Swarup Pandya, senior associate, programmes, CIIE, pointed out that the government has been promoting student entrepreneurship in the state to great effect. “If a student has an idea that he wants to build on and it is a valid and implementable one, then through SSIP, he or she will get grants of up to 2 Lakhs to experiment and work on that idea and bring it to life,” he added.
Even though there is still a long way ahead for the state for its startup hub dream, there are various private institutions contributing their bit in the journey such as Global Shapers – Ahmedabad Hub, TiE Ahmedabad, Headstart and more. In addition to that are cities such as Ahmedabad, Surat, Vadodara and Rajkot which are the major regional hubs in the state. This is primarily because of better access to ecosystem players, better tech talent and research institutions, networking opportunities, funding and more.
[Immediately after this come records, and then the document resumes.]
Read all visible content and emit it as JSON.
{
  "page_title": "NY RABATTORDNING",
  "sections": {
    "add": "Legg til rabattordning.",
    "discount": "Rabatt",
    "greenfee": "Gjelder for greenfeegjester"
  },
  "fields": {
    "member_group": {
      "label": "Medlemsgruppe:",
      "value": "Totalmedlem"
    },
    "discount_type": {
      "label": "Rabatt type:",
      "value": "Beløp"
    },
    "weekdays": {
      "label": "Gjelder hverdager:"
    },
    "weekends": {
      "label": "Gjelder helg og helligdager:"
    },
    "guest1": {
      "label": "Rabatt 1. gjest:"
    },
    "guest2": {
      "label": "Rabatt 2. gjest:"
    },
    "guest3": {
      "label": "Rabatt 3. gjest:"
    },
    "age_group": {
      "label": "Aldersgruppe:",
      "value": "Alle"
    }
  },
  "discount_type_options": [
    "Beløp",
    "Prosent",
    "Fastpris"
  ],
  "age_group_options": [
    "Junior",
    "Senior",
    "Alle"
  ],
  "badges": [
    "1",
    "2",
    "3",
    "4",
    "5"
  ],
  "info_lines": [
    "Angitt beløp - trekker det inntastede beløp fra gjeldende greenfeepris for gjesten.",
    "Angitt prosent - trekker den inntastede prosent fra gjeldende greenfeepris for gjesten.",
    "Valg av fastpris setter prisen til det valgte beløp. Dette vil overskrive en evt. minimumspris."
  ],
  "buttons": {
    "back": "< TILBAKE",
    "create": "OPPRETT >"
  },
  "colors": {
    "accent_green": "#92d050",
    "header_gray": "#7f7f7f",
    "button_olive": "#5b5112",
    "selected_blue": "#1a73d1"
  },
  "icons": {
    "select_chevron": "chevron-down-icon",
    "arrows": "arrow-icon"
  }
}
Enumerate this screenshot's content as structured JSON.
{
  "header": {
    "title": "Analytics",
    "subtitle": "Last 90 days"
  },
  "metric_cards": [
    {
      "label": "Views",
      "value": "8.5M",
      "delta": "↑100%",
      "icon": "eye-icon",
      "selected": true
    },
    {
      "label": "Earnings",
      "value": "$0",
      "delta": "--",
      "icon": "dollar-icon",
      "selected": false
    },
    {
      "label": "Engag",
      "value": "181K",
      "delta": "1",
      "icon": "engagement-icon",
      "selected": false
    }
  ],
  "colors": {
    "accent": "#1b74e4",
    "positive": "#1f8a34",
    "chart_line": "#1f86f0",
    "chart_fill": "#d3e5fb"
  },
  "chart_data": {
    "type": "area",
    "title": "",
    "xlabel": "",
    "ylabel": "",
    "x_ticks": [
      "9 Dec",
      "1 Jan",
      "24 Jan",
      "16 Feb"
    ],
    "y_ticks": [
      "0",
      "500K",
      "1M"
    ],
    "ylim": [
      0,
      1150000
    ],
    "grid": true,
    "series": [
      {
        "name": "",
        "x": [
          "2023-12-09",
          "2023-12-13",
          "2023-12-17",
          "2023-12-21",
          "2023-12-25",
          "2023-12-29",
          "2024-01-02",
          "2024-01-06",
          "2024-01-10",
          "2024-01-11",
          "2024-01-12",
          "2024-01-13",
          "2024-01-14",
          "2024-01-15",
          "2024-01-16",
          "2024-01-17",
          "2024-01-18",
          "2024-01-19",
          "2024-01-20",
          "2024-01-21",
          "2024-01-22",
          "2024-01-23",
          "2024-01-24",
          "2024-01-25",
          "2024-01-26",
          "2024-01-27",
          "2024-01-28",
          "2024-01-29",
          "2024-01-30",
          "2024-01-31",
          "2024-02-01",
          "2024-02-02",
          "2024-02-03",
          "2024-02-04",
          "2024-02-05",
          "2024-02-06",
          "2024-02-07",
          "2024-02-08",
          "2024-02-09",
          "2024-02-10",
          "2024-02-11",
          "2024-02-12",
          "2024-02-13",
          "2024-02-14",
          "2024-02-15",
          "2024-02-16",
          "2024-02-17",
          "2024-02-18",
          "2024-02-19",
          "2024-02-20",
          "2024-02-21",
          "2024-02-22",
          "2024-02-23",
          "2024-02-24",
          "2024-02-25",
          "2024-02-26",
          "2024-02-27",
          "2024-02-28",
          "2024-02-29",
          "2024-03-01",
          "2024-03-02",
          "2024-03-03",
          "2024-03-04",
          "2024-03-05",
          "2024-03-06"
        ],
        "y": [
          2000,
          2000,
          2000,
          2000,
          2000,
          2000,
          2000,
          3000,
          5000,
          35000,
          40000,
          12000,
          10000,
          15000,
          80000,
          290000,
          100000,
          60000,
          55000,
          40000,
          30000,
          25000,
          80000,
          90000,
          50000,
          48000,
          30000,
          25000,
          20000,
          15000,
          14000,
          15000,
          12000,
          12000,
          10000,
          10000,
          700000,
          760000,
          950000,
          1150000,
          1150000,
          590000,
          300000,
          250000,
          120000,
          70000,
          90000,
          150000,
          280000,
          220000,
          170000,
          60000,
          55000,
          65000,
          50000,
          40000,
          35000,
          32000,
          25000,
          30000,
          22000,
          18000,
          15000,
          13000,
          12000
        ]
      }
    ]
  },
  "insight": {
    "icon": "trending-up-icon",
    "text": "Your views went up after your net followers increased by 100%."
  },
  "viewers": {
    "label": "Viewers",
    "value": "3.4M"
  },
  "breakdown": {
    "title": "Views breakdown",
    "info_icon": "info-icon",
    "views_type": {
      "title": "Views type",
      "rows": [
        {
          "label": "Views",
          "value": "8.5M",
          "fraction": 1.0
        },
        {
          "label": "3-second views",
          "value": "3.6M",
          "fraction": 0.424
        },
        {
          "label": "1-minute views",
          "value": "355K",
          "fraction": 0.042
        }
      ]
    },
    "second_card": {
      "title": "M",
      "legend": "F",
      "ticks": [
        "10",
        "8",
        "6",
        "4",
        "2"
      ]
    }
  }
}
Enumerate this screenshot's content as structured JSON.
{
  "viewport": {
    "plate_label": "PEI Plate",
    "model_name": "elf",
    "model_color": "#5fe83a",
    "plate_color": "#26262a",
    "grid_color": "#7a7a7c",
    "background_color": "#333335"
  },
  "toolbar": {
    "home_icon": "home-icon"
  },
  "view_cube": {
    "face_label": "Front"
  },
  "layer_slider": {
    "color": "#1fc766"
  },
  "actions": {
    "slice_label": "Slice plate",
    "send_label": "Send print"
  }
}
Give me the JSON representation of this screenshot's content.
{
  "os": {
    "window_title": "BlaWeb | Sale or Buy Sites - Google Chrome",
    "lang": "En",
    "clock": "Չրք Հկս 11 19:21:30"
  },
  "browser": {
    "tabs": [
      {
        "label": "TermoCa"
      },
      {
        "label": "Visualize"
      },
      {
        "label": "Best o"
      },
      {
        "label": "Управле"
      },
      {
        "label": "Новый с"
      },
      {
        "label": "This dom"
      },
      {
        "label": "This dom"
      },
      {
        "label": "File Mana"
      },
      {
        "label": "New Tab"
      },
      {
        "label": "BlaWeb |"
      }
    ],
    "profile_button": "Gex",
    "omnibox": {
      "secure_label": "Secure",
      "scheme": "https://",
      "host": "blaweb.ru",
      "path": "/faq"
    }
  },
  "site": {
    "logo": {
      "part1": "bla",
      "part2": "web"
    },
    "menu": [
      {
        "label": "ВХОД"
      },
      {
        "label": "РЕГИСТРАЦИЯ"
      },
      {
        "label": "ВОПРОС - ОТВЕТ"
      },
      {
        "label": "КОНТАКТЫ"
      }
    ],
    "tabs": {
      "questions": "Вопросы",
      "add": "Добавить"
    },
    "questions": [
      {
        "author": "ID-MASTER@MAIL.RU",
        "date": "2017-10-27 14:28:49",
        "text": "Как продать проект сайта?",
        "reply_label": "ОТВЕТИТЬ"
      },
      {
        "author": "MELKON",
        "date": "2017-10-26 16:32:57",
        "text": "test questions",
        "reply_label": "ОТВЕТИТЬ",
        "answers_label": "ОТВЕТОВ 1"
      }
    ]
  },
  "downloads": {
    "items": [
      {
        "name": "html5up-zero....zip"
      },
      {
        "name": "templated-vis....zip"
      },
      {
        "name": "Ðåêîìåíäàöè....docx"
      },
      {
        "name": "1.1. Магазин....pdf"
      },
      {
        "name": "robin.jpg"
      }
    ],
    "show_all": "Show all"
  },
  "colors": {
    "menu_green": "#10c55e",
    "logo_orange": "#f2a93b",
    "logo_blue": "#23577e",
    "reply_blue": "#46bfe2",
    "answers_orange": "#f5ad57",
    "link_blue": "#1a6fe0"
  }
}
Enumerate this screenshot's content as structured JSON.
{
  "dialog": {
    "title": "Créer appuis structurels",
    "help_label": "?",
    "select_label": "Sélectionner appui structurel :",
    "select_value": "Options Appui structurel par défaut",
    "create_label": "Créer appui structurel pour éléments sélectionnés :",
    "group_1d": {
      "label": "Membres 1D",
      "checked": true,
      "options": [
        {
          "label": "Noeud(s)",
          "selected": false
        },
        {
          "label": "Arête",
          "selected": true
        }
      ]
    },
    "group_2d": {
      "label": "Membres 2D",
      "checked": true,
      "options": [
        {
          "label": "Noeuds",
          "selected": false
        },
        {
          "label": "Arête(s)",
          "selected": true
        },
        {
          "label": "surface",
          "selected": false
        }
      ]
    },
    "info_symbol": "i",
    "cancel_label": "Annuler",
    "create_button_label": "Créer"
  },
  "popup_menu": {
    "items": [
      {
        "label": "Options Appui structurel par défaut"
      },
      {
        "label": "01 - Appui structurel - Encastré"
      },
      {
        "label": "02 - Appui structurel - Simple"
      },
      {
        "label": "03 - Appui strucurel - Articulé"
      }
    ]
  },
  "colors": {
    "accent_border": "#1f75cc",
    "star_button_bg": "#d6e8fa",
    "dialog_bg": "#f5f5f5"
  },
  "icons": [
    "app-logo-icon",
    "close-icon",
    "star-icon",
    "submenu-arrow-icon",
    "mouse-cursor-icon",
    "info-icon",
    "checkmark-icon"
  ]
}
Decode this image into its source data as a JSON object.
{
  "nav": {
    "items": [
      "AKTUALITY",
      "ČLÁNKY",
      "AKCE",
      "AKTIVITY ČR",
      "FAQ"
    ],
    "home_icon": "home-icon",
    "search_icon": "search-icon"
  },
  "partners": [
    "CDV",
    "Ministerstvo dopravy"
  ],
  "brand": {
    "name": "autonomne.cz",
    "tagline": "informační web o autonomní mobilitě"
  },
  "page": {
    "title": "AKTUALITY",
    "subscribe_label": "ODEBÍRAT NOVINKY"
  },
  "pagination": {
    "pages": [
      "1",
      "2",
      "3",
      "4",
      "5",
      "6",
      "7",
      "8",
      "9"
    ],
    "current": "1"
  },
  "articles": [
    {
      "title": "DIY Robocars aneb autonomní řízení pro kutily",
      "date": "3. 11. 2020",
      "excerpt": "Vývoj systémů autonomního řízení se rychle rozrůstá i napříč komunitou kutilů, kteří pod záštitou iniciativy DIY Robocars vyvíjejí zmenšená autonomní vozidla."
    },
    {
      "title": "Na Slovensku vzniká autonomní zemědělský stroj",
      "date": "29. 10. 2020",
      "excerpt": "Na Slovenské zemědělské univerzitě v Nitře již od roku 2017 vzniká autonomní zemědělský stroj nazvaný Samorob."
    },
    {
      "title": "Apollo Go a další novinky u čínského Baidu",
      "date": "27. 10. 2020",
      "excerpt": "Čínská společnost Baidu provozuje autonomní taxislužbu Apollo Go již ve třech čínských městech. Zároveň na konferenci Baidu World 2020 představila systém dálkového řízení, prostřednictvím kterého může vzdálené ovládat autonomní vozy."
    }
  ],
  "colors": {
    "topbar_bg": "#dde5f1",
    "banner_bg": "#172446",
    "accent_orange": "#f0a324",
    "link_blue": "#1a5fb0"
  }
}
Why Does Gujarat Lag Other States?
With the enablers and the govt being so proactive to help startups in the country, the question arises, where is the lag in Gujarat’s startup ecosystem? What is holding it back?
Our conversations with the enabling bodies made us aware of the fact that it is largely due to the fact that many entrepreneurs in the state aren’t able to break out of the comfort zone of the traditional manufacturing and conventional non-digital service businesses. This meant that entrepreneurs were forced to play catch up to other states that had already adopted tech and joined the digital revolution. While that is a major factor, there is more to the story, “We are catching up with the rest of the country in terms of tech and while there is a lot being done, I believe we need to provide the startups with bridge capital as well,” explained Pandya.